Even wierder, the tree in their presentation seems to represent:

     -b + (Math.sqrt(b**2 - 4*a*c)) / (2*a)
Which is neither the formula we'd expect nor the formula they show.


Apologies for my maths - I think I simplified the serialised expression to reduce space on the slide or something like that, and broke it in the process.


I understand you're an insider, so can you please explain what is the actual breakthrough compared to the previous attempts to make a faster Ruby?

And how your approch fares compared to the state of art JIT implementations? Can your solution produce a faster Lua than LuaJIT, for example? Why starting with Ruby for which you implement 40%? And what have you used from JRuby?
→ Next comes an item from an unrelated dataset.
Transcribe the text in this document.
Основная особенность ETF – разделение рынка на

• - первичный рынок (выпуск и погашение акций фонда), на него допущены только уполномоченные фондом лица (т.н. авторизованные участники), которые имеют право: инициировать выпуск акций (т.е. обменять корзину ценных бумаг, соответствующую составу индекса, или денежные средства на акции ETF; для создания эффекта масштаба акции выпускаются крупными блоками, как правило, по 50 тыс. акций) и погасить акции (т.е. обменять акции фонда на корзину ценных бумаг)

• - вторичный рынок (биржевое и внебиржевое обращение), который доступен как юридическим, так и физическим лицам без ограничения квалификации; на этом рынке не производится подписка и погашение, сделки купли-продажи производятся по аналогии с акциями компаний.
There are several techniques working together here. The Truffle system allows the running program to gradually become statically typed over time (slide 9), where as JRuby has to go through a generic IRubyObject type for almost everything. Also, where JRuby has to continually check that methods have not been redefined, we never check and instead we go in and stop the running machine code when a method is redefined (slide 34).

The advantage of running on the Substrate VM is that, unlike JRuby, our startup time is about the same as MRI (slide 19).

There are several languages using this system, both by us (JS, Ruby) by academic partners (Python, R) and others (Smalltalk is one I know of). This talk just used Ruby as an example.

We used the parser from JRuby.


How is this related to the JVM? I understand there's the compilation/type-information-flow part, and the exposing the JVM's internals part. How does it all fit together?